Project Summary
Aberrant RNA modifications, especially methylations and pseudouridinylations, have been correlated to major
diseases like breast cancer, type-2 diabetes, and obesity, each of which affects millions of Americans. Despite
their significance, the available tools to reliably identify, locate, and quantify RNA modifications are very limited.
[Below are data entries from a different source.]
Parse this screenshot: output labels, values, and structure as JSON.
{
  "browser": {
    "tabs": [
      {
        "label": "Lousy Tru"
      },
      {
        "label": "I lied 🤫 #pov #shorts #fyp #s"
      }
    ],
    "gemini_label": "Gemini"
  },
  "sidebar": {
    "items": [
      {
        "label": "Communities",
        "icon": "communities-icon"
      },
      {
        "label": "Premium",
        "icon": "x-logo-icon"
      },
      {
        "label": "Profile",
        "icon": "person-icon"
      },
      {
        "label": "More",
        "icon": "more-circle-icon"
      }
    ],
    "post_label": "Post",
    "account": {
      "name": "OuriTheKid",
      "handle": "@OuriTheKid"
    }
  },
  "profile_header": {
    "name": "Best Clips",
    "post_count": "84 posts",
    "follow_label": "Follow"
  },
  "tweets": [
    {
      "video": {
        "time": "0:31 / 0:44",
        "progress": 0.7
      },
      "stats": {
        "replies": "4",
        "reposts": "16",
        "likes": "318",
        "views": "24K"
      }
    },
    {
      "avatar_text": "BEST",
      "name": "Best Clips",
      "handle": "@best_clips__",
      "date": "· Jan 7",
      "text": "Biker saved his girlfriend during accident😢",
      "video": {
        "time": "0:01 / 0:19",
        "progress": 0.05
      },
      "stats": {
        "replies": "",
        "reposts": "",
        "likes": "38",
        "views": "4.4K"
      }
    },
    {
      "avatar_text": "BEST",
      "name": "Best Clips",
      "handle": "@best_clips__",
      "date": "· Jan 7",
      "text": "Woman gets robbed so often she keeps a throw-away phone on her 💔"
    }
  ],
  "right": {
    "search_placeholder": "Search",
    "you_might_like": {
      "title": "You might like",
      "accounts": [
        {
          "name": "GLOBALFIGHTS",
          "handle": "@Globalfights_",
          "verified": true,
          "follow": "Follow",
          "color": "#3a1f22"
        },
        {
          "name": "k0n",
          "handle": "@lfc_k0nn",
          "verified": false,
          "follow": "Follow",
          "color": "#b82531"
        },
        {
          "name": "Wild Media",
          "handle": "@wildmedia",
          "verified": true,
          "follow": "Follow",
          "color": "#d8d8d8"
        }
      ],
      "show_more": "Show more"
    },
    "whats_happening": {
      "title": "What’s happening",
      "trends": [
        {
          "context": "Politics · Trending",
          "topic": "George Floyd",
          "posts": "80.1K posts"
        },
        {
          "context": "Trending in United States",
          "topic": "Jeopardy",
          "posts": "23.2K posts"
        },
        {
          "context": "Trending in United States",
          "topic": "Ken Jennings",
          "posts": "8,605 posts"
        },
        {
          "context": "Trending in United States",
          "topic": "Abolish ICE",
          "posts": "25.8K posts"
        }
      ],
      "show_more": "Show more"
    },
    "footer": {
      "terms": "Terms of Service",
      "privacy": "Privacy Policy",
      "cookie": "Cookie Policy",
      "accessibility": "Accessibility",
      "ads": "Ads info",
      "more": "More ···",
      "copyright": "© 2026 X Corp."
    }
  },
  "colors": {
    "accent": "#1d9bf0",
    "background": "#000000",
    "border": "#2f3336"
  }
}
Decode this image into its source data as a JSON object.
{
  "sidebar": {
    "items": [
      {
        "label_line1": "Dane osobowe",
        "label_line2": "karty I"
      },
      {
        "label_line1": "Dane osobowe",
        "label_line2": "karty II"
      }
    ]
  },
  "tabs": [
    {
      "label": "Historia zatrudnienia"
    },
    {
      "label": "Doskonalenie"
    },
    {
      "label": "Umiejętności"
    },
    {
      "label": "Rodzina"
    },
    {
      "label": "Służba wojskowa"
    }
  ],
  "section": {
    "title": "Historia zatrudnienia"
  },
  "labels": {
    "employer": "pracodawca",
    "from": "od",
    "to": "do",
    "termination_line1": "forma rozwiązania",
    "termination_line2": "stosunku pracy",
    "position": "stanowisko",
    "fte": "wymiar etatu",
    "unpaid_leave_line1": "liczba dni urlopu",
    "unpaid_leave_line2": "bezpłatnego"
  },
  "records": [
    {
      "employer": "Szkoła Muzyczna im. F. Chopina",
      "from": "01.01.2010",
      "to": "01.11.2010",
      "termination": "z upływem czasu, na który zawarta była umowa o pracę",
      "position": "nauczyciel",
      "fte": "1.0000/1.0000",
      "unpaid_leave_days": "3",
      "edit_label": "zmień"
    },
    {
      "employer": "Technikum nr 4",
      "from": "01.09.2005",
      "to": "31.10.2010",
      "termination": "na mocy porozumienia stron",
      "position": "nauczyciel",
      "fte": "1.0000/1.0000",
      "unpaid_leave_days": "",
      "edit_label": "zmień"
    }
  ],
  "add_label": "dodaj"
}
As a result, we only know the function of a few modifications in contrast to the more than 100 RNA modifications
that have been identified. Mass spectrometry (MS) is an essential tool for studying protein modifications, where
peptide fragmentation produces “ladders” that reveal the identity and position of modifications. However, a similar
approach is not yet feasible for RNA as in situ fragmentation techniques that provide satisfactory sequence
coverage do not exist. One way to circumvent this issue is to perform prior chemical degradation so that well-
defined mass ladders can be formed before entering the spectrometer. However, the structural uniformity of
ladder sequences generated by the prerequisite RNA degradation is unsatisfactory, complicating downstream
data analysis. We have spearheaded the development of a two-dimensional LC/MS-based de novo RNA
sequencing tool by taking advantage of predictable regularities in LC separation of optimized RNA digests to
greatly simplify the interpretation of complex MS data. This method can simultaneously sequence up to three
distinct RNAs of up to 30 nucleotides, as well as identify, locate, and quantify a broad spectrum of modifications
in the RNA sample. We hypothesize that this MS-based RNA sequencing method could be further optimized to
become a robust, easy-to-use, and broadly-applicable de novo sequencing approach, and that such a platform
would be a highly useful and innovative tool that can complement existing next-generation RNA sequencing
protocols for in-depth functional study of chemical modifications carried by endogenous RNAs. In this application,
we propose to (a) reduce the RNA loading amount to a minimum threshold at which de novo sequencing of
endogenous RNAs becomes practicable (Aim 1), (b) develop a streamlined data analysis/sequencing generation
algorithm that will enhance the robustness of our sequencing method (Aim 2), and (c) provide proof-of-concept
examples of the method’s usage in de novo sequencing of endogenous RNA samples (Aim 3). The proposed
work is significant because it will bring the power of MS-based laddering technology to RNA, thus providing a
method comparable to analysis of peptide modifications in proteomics that can reveal the identity and position
of various RNA modifications. This project is highly innovative as successful accomplishment of the proposed
work will 1) allow the MS-based platform to routinely sequence cellular RNA automatically and in a de novo
fashion, 2) broaden its utility across a wide range of applications from research to biotech industries, and 3)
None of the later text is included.